Pictured (L-R): Paul C Dwyer, president of the International Cyber Threat Task Force; Michael O’Sullivan, chief superintendent, An Garda Siochana; and Rhonda Reihill, director, International Cyber Threat Task Force
Delivered as an executive master class by a global panel of cyber security experts, delegates learnt the latest cyber intelligence and the counter measures to cyber threats at the recent Dublin Cyber Threat Summit.
Speakers addressed the current cyber-threat landscape and strategies to protect individuals, children, business and enterprise, as well as tackle cyber-risk in financial services.
Chaired by Miriam O’Callaghan, the one-day conference was attended by 350 delegates, including business CEOs and CIO/ CISOs from across Ireland, the UK and Europe, as well as cyber security and technology companies, and Government and public service agencies.
Grainia Long, CEO of ISPCC, WAS awarded ‘Cyber Safety Ambassador of the Year’ by the ICTTF for her outstanding contribution of increasing the cyber safety for children online at the event.
Fraud, identity theft, ideological propaganda, intellectual property theft, industrial espionage, service disruption, physical damage and blackmail is just a selection of the frightening and very real threats Irish businesses face from cyberspace, according to the organisers of the sixth International Cyber Threat Task Force Summit that took place in Dublin’s Mansion House.
Global financial losses caused by cybercrime are at least €350bn a year, and are expected to reach €1.89tn by 2019, according to European Commission reports, and cybercrime has led to the loss of around 150,000 jobs in Europe alone.
Data is the new cash, believes Paul C Dwyer, president of the International Cyber Threat Task Force (ICTTF). “Businesses and State agencies are struggling to keep up with what is a very dynamic threat.
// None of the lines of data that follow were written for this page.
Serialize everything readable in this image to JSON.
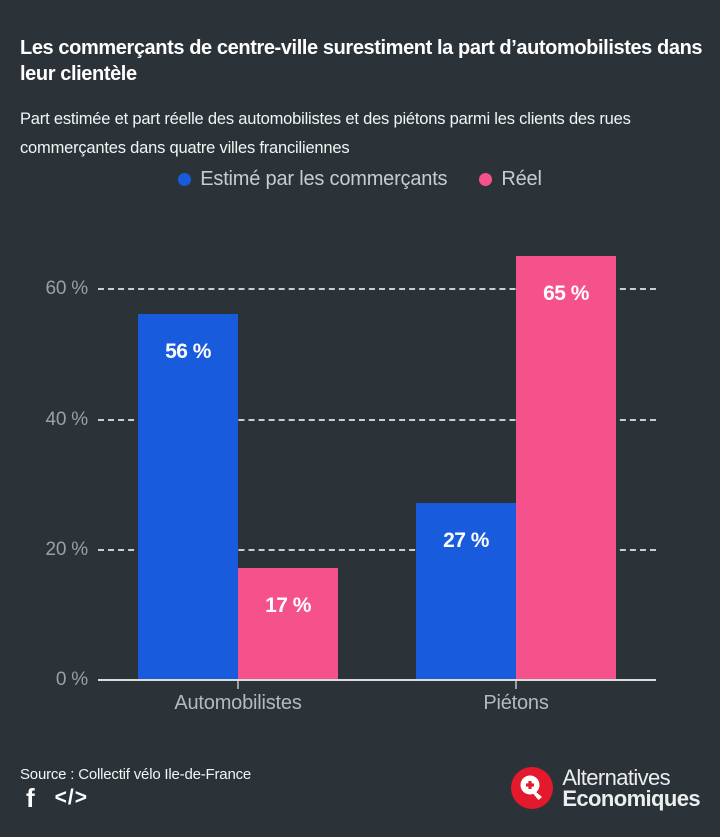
{
  "header": {
    "title": "Les commerçants de centre-ville surestiment la part d’automobilistes dans leur clientèle",
    "subtitle": "Part estimée et part réelle des automobilistes et des piétons parmi les clients des rues commerçantes dans quatre villes franciliennes"
  },
  "legend": {
    "items": [
      {
        "label": "Estimé par les commerçants",
        "color": "#185bdc"
      },
      {
        "label": "Réel",
        "color": "#f5528c"
      }
    ]
  },
  "chart_data": {
    "type": "bar",
    "categories": [
      "Automobilistes",
      "Piétons"
    ],
    "series": [
      {
        "name": "Estimé par les commerçants",
        "color": "#185bdc",
        "values": [
          56,
          27
        ]
      },
      {
        "name": "Réel",
        "color": "#f5528c",
        "values": [
          17,
          65
        ]
      }
    ],
    "value_labels": [
      [
        "56 %",
        "27 %"
      ],
      [
        "17 %",
        "65 %"
      ]
    ],
    "value_label_format": "{v} %",
    "y_ticks": [
      {
        "value": 0,
        "label": "0 %"
      },
      {
        "value": 20,
        "label": "20 %"
      },
      {
        "value": 40,
        "label": "40 %"
      },
      {
        "value": 60,
        "label": "60 %"
      }
    ],
    "ylim": [
      0,
      67
    ],
    "grid": "horizontal-dashed",
    "legend_position": "top",
    "title": "Les commerçants de centre-ville surestiment la part d’automobilistes dans leur clientèle",
    "xlabel": "",
    "ylabel": ""
  },
  "footer": {
    "source": "Source : Collectif vélo Ile-de-France",
    "facebook_icon": "f",
    "embed_icon": "</>",
    "logo": {
      "line1": "Alternatives",
      "line2": "Economiques"
    }
  },
  "colors": {
    "background": "#2c3338",
    "estimated_blue": "#185bdc",
    "real_pink": "#f5528c",
    "logo_red": "#e4192c",
    "axis_text": "#9aa0a3",
    "category_text": "#b5b9bb"
  }
}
Cybercrime is a massive global business and as soon as cyber security specialists put new defences in place, attackers will find a way to circumvent them,” said the cyber security expert.
Ireland is no exception, with major cyber-attacks, supported in some cases by nation States, taking place with an increasing frequency. 14% of the cyber-attacks investigated in Ireland last year were via the supply chain. In other words, the bad guys identified a supplier as the easiest route to their target.
Extortion is rife via ransomware and so called ‘romance scams’, Paul C Dwyer insists. “With ransomware, the victim’s data is completely scrambled beyond recognition. They are forced to pay a ransom to the criminals in order to get a password to unscramble their data,” he commented.
“Romance scams involve duping a targeted employee into a fictitious romance online. Eventually, they raise the stakes and share nude photos or other compromising material. The victim responds with similar material and, from that stage, they soon realise they are being blackmailed. In most cases, the bad guys want access to information about key process or internal systems in the organisation the victim works for, and they agree not to share the photos if the victim complies,” said Dwyer.
In the survey from March last year, 57% of Irish people admitted to opening emails from people they don’t know. Only 26% of Irish internet users said they regularly changed passwords, and 75% of Irish surveyed used the same password across different sites and online services.
Victims of cybercrime here were slightly above the EU average. 9% of Irish Internet users had been victims of identity theft, 10% fell victim to bank card or other online banking fraud, and 7% suffered ransomware attacks, having to pay criminals to restore access to their own device.
Cyber ransom in Irish tech companies is also becoming more common, the Dublin Summit heard.
Hackers infiltrate a technology company’s network, and then offer their services at massive fees, to help the business ‘close their security gaps’, rather than be publically embarrassed and lose custom, it seems.
The ICTTF Summit on September 7th also heard how, on top of the pressure to deal with the battle against cybercrime, corporate Europe also has to comply with a plethora of new EU ‘cyber’ legislation.
Similarly, European law enforcement agencies, which are a major line of defence against coordinated criminals, are struggling to keep their highly skilled teams, as they are being tempted by more lucrative roles in the private sector.
The ICTTF is a not-for-profit global project founded by the Irish cyber security expert, Paul C Dwyer. Now with nearly 4,000 members from over 100 countries, the ICTTF sixth annual Cyber Threat Summit explored the dangers facing companies and organisations, large and small.